Been a while since I’ve read the book, but, yeah, in general it’s hard to fit a 300-page book into a 2-hour movie. Don’t remember at all any other “size” implications in the book, just that one use of “rubinesque”. And how many young people (the target audience of the book) would understand that anyway?

[hijack] I think in general, the tasks in the book were better than in the movie. I’m sorry, but finding the “hidden dot” in Adventure? That would have been the first thing they checked with an Atari 2600-based task. And, I think that the first task in the book (run through a D&D module - then beat the big baddie at the end at a video game (Joust - where you’re piloting a flying ostrich!) would have been so cool. That being said, the tasks were a little repetitive (I think there were two of them where you quoted a move line-for-line as part of the task before or after getting the key). [/hijack]

Parzival (Wade Watts) himself is overweight (in the book)…

Control over the OASIS wasn’t limited to full-body haptic suits; Wade completed the first challenge with only a headset and gloves as his OASIS interface. So those that are more “athletically challenged” could still compete; full-body rigs were used for more realism while in the OASIS. In the book, of course; I will never speak of that trash fire of a movie. :crazy_face:

As long as we’re mentioning GRRM here, let’s give an honorable mention to Lord Wyman Manderly (A Dance With Dragons), who, if not a hero, is at least pretty bad-ass.

Matthew Shardlake of CJ Sansom’s historical mystery series.

Hamlet?

Huh? Why?

Thank you, that’s a great article!

Basically, the summary is:

In textual evidence, it’s the “bad quarto” that uses the word fat. As the article suggests, the bad quarto really is bad. While there’s no authoritative version of the plays, this one is basically the equivalent of someone filming with a videocam over someone’s shoulder from the back of a cinema while people throw popcorn and sound keeps cutting out. It’s difficult to draw any conclusions about the plays at all from anything in the bad quarto.

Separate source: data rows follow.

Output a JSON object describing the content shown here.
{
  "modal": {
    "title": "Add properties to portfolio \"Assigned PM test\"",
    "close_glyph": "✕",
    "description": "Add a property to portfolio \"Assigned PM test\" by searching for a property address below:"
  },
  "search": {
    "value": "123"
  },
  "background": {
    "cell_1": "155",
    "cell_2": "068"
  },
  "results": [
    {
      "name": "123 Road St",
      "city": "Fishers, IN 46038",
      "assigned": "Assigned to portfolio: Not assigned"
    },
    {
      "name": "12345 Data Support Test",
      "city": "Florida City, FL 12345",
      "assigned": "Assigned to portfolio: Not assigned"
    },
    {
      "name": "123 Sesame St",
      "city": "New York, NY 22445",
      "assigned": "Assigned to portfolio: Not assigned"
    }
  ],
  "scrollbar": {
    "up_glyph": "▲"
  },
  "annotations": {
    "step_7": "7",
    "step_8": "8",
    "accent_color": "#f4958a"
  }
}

Hamlet as relatively slim is backed up by his age and the time he lived in; even wealthy young university students weren’t chubby back then. If he’d been intended as fat, it would have been mentioned more times than once, even in the bad quarto.

Plus, he’s referenced as being excellent at fencing, and having practiced for two months continuously before the match with Laertes. Of course, that doesn’t mean he can’t be overweight, but it makes it even less likely.

Other wider textual evidence is that Shakespeare’s introspective characters, if they’re described physically at all, tend to be on the slim side.

The other - very good - point - is that we think of Hamlet as thin, or athletic, because he’s generally been portrayed that way. But the thing is, for a character in a play, or in a movie version of the play, how they’re usually portrayed is how they appear. If all the Hamlets we’ve ever seen are slim, then Hamlet is slim.

That doesn’t mean an overweight Hamlet isn’t a possibility in any production. You can do whatever you like with Shakespeare, really. That’s one of the reasons the plays have lasted so long.

I’d quite like to see an overweight Hamlet, actually. But it would be a break with tradition, and for Hamlet, that’s what his character is mostly, er, characterised by.